Approaches for modelling variation in structure (or spatial arrangement) are not as advanced as those for capturing variation in shape. In other biological systems some progress has been made in capturing the arrangement of organelles in 2-dimensional slices by using object centroids to identify their position, and then modelling their arrangement in space as a point process [8]. Such a model enables the investigation of point intensity, inter point dependence (attraction or repulsion), and even the inclusion of covariates to explain position. Furthermore, it is possible to simulate point patterns from a model for the point process, which is particularly valuable at the micro-scale (for example enabling both immunofluorescence data and 3-dimensional electron tomography data to drive the same model). This approach can be extended to 3-dimensions where appropriate [9], but many features in a biological system cannot have their location modelled this way (for example fibre strands or neural pathways). Other approaches are required to consider the complex arrangement of 3-dimensional structure, but where the theory of spatial point processes is fairly limited (being a reasonably recent discipline [10]), approaches to modelling components best represented by lines or networks are virtually nonexistent. There is certainly potential to apply the theory of spatial point processes at the micro-scale of the muscular-skeletal system, but with the growing sophistication and power of the various imaging modalities it is necessary for the development of statistical techniques to keep pace. As with existing methods; future theoretical developments will be data driven.
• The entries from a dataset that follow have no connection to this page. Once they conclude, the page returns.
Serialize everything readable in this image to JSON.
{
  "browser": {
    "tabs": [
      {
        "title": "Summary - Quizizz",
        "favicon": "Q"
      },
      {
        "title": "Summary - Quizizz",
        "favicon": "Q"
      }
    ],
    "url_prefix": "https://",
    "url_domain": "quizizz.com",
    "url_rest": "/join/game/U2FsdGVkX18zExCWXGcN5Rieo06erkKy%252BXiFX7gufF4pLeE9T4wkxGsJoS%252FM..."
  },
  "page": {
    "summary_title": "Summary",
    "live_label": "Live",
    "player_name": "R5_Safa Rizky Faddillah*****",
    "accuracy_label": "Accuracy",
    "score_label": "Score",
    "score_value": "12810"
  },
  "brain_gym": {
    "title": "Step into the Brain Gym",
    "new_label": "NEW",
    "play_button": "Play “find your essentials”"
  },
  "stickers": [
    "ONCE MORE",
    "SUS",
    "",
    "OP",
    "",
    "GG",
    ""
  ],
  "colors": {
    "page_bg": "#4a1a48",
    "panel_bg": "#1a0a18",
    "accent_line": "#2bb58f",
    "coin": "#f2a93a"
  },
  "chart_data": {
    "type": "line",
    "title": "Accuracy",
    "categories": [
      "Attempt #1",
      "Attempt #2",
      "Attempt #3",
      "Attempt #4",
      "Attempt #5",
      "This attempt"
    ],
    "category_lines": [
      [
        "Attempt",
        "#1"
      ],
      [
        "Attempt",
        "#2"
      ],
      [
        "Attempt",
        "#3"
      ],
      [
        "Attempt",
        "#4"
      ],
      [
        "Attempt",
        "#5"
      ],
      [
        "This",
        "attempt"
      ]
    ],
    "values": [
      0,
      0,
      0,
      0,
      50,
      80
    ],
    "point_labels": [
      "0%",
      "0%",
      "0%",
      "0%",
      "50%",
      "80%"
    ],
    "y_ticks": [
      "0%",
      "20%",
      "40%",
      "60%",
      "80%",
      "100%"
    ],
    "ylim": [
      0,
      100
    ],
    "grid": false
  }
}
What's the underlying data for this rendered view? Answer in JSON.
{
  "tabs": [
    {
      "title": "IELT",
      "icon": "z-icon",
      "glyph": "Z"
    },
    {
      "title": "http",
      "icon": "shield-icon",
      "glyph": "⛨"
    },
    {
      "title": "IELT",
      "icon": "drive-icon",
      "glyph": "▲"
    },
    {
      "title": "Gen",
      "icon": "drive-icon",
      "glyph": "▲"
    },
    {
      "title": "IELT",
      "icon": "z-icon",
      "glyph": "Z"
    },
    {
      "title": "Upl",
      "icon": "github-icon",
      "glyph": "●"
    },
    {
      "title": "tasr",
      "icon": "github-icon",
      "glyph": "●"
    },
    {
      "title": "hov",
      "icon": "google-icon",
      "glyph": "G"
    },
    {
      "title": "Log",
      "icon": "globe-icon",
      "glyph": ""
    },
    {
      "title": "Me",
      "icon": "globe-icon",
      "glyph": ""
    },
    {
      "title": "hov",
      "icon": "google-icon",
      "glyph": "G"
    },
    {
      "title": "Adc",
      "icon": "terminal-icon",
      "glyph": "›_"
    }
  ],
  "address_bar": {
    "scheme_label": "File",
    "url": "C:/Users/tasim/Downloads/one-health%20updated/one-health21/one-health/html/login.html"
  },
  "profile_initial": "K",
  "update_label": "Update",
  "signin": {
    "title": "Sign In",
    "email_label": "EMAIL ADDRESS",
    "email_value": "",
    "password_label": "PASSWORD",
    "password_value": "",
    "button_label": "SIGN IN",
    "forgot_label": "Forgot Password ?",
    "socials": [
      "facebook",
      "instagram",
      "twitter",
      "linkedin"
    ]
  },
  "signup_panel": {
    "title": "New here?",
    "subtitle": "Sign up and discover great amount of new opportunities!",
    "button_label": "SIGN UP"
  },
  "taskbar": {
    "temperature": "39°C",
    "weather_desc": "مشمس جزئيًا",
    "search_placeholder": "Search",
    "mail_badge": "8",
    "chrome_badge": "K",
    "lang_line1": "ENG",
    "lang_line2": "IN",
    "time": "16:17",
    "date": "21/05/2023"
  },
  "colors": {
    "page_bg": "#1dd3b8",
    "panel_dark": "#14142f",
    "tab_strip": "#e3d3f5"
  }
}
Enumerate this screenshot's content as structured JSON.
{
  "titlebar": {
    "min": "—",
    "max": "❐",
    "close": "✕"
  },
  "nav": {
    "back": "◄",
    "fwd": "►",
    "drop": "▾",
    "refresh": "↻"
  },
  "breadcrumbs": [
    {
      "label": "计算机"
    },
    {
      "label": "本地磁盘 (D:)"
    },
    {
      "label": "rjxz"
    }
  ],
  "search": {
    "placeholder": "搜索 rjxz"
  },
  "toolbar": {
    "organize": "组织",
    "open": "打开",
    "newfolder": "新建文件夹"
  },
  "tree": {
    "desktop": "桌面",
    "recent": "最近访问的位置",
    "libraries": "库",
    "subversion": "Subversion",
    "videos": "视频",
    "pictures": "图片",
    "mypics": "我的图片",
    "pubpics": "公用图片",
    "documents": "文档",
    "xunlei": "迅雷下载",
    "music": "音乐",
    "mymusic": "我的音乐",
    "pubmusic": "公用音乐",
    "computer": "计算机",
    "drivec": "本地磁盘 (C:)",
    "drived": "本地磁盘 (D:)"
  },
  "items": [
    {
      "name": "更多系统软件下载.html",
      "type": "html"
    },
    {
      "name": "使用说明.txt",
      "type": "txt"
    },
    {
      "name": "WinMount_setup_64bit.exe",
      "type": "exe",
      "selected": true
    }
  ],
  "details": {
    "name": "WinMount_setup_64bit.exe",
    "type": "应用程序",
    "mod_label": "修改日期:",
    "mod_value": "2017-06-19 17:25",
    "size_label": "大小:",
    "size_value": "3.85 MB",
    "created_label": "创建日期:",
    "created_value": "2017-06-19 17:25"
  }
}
Our understanding of the relationship between the properties of the objects that constitute a biological system and how that system functions can be increased, verified, and put to use by developing more comprehensive models that include features at multiple scales. The clinical benefits from these models can be profound, but this model development is dependent on the use of data that is extremely expensive and time-consuming to collect. To expedite the modelling process it is important that research groups share their data. I urge those who collect this data to consider making it available to other researchers, via opensource software and data repositories, such as the Musculoskeletal Atlas Project [11].